Yes, I still work at the same

Yes, I still work at the same company as xnh. We were together for 16 years, and met at work. When we divorced, my office was located in the office immediately next door to his. He harassed me daily at work, and behaved very "in my face" about his personal dirty laundry. Hearing all of this outside my office door constantly was like xnh rubbing salt in my wounds. Xnh had truly been the "love of my life". Even though xnh was the person that cheated, and dumped me, he very much seemed to want to hurt me more than he already had (if that's actually possible). He was very angry that I divorced him quickly, went NC, and he could no longer control me. I guess according to xnh's twisted narc logic, I was supposed to get abused/cheated on/dumped AND he was supposed to control everything just like usual. Not going to happen in my world. I was done. lol. In addition, he was bad-mouthing me to anyone and everyone at work. I've even heard that he had discussed our sex life in the shuttle to one of our sites on a regular basis. Now, whenever I have to discuss work with a co-worker, the thought is always in the back of my mind, "What horrible things has xnh told THIS person about me?". Working anywhere near him after the D&D was pure torture for me. In my case, I ended up filing three harassment complaints against xnh because he simply would NOT leave me alone, and stop disparaging my name. He had quite the smear campaign going about me. I have my own career that is completely separate from xnh's, I started this company with my own credentials, and my work has had a very good reputation with this company for 20 years. I simply could not tolerate xnh ruining my work reputation with his slandering. Finally my management realized that I was working in a hostile work environment becuase of xnh. When I filed my third complaint against him, upper management moved my office to a completely seperate floor, xnh was reprimanded, and forbidden to have any contact with me using company property or company time. Now I finally have peace at work from xnh, and do not have to see him every day. Since my heart was breaking because of his cheating and our divorce, finally getting away from xnh, and his constant harassment at work was a huge relief for me. Staying in such close proximity with xnh for this long would have been pure Hell. I had to find a way to get away from him. It's been 16 months since xnh D&D'd, and 15 months since the divorce was final.

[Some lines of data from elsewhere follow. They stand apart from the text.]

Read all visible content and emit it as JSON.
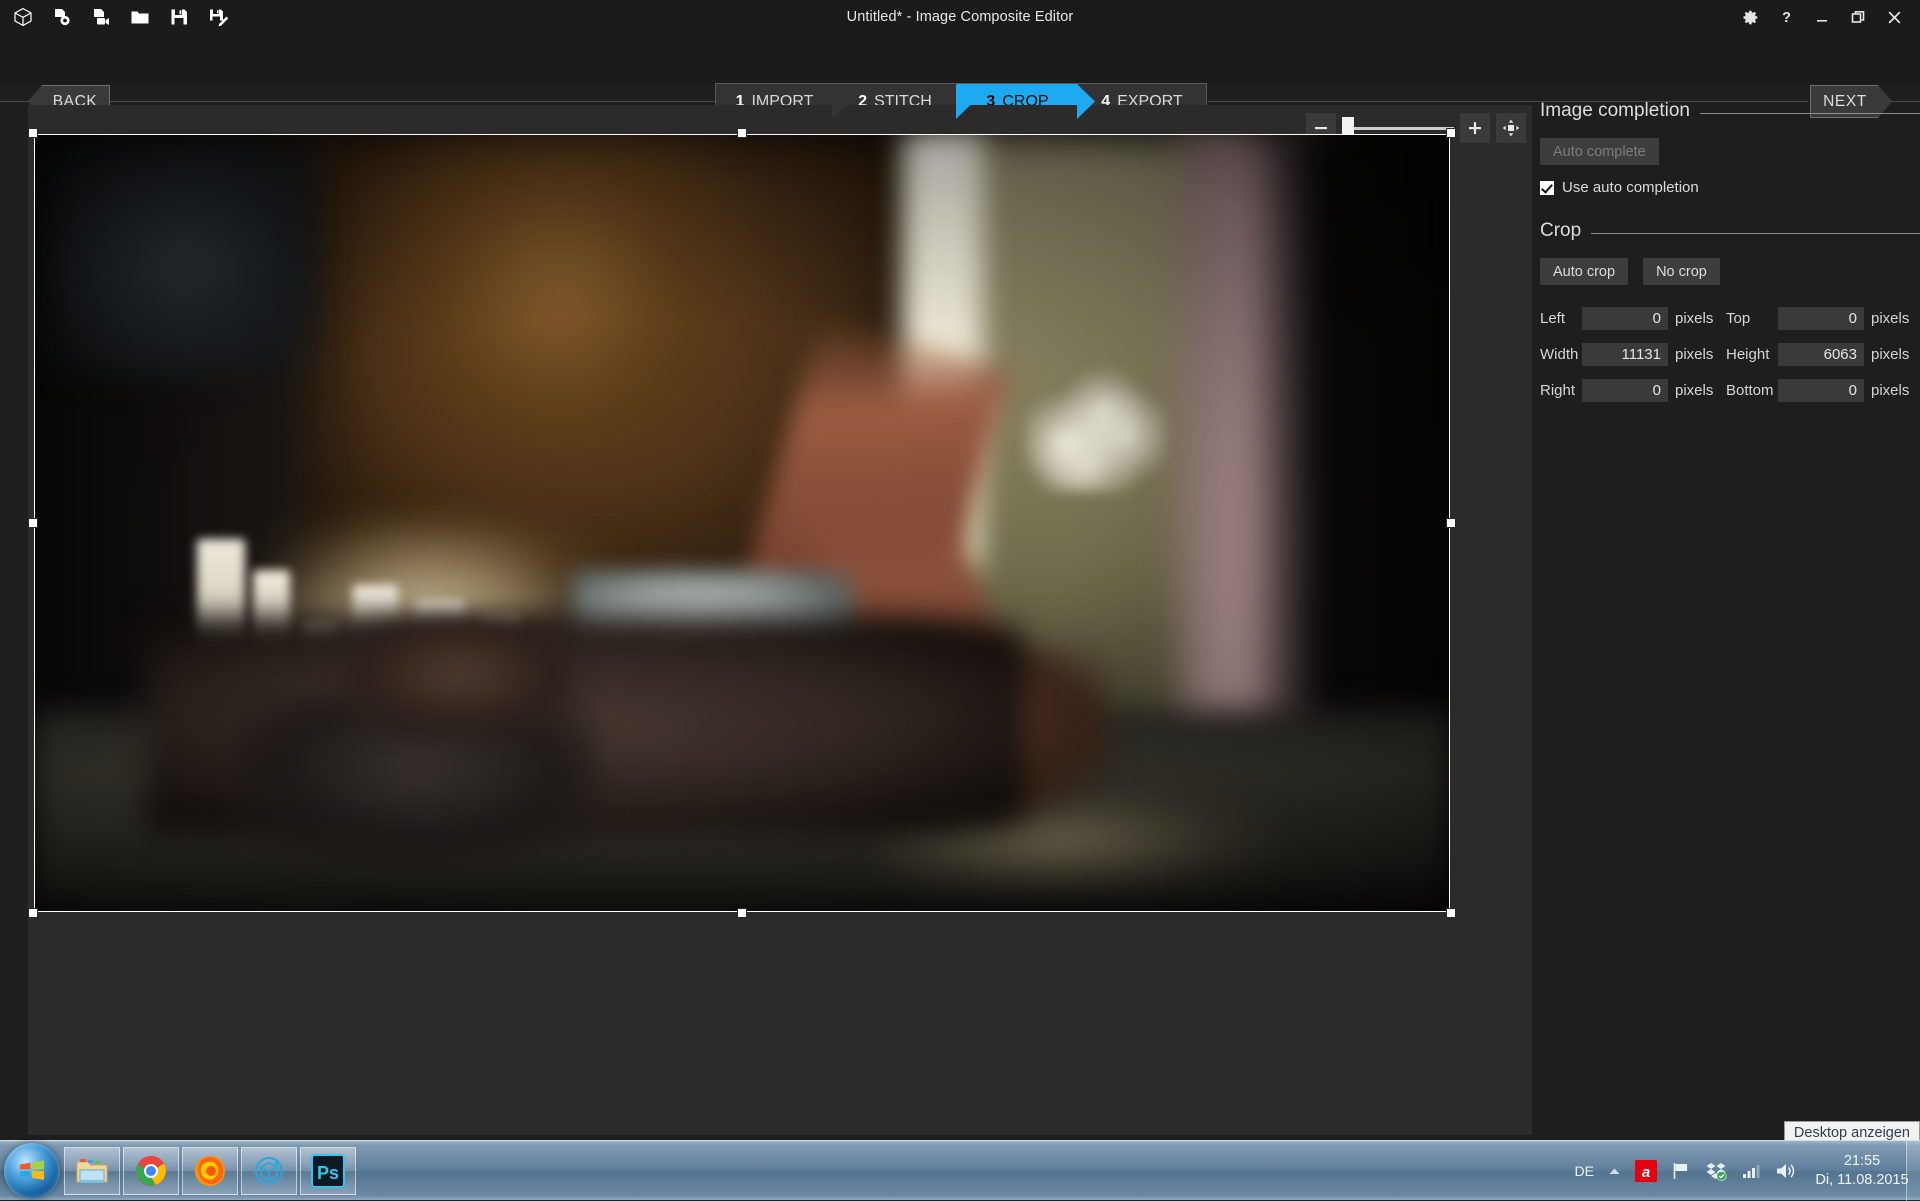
{
  "window": {
    "title": "Untitled* - Image Composite Editor",
    "toolbar_icons": [
      {
        "name": "app-cube-icon",
        "label": "Image Composite Editor"
      },
      {
        "name": "new-panorama-from-images-icon",
        "label": "New panorama from images"
      },
      {
        "name": "new-panorama-from-video-icon",
        "label": "New panorama from video"
      },
      {
        "name": "open-icon",
        "label": "Open"
      },
      {
        "name": "save-icon",
        "label": "Save"
      },
      {
        "name": "save-as-icon",
        "label": "Save as"
      }
    ],
    "controls": [
      {
        "name": "settings-gear-icon",
        "label": "Settings"
      },
      {
        "name": "help-icon",
        "label": "Help"
      },
      {
        "name": "minimize-icon",
        "label": "Minimize"
      },
      {
        "name": "maximize-icon",
        "label": "Restore"
      },
      {
        "name": "close-icon",
        "label": "Close"
      }
    ]
  },
  "nav": {
    "back_label": "BACK",
    "next_label": "NEXT",
    "steps": [
      {
        "num": "1",
        "label": "IMPORT",
        "active": false
      },
      {
        "num": "2",
        "label": "STITCH",
        "active": false
      },
      {
        "num": "3",
        "label": "CROP",
        "active": true
      },
      {
        "num": "4",
        "label": "EXPORT",
        "active": false
      }
    ],
    "active_color": "#1eaaf0"
  },
  "canvas": {
    "zoom_out_label": "−",
    "zoom_in_label": "+",
    "fit_label": "Fit to window",
    "slider_value": 4
  },
  "panel": {
    "image_completion": {
      "title": "Image completion",
      "auto_complete_label": "Auto complete",
      "auto_complete_disabled": true,
      "use_auto_completion_label": "Use auto completion",
      "use_auto_completion_checked": true
    },
    "crop": {
      "title": "Crop",
      "auto_crop_label": "Auto crop",
      "no_crop_label": "No crop",
      "unit_label": "pixels",
      "fields": [
        {
          "label": "Left",
          "value": "0"
        },
        {
          "label": "Top",
          "value": "0"
        },
        {
          "label": "Width",
          "value": "11131"
        },
        {
          "label": "Height",
          "value": "6063"
        },
        {
          "label": "Right",
          "value": "0"
        },
        {
          "label": "Bottom",
          "value": "0"
        }
      ]
    }
  },
  "taskbar": {
    "start_label": "Start",
    "items": [
      {
        "name": "taskbar-item-explorer",
        "label": "Windows Explorer"
      },
      {
        "name": "taskbar-item-chrome",
        "label": "Google Chrome"
      },
      {
        "name": "taskbar-item-firefox",
        "label": "Mozilla Firefox"
      },
      {
        "name": "taskbar-item-ice",
        "label": "Image Composite Editor"
      },
      {
        "name": "taskbar-item-photoshop",
        "label": "Ps"
      }
    ],
    "tray": {
      "language": "DE",
      "show_hidden_label": "▴",
      "icons": [
        {
          "name": "avira-icon",
          "label": "Avira"
        },
        {
          "name": "action-center-flag-icon",
          "label": "Action Center"
        },
        {
          "name": "dropbox-icon",
          "label": "Dropbox"
        },
        {
          "name": "network-icon",
          "label": "Network"
        },
        {
          "name": "volume-icon",
          "label": "Volume"
        }
      ],
      "time": "21:55",
      "date": "Di, 11.08.2015"
    },
    "show_desktop_tooltip": "Desktop anzeigen"
  }
}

______________________________________________________
God sometimes removes a person from your life for your protection. Don't run after them.

Sep 13 - 9AM
How could I
How could I's picture

Yes, I Endure it!

Yes, I endure it! I am so very sorry that you are going through this too! I know that for me, it is one of the most difficult things I have ever been through! How can you have NC when you are with them every day? The OW is someone that works with us and used to be my friend...making this even more difficult. He is so charming to everyone in the office. I just want to throw up! (feel free to send me a private message if you like)
Sep 13 - 12AM
58 and going strong
58 and going strong's picture

I did. Twice. About 27 years

I did. Twice. About 27 years and then 2+ yeras ago. Each time with my husband (1st and 2nd, prior to and around divorce time) in small family businesses. Yes, I did repeat my story, and the 2nd time was even worse. But I didn't know then what was really going on, only found the truth about Ns finally a few weeks ago. It was hell. Personal hell expanded, and affecting the work life tremendously.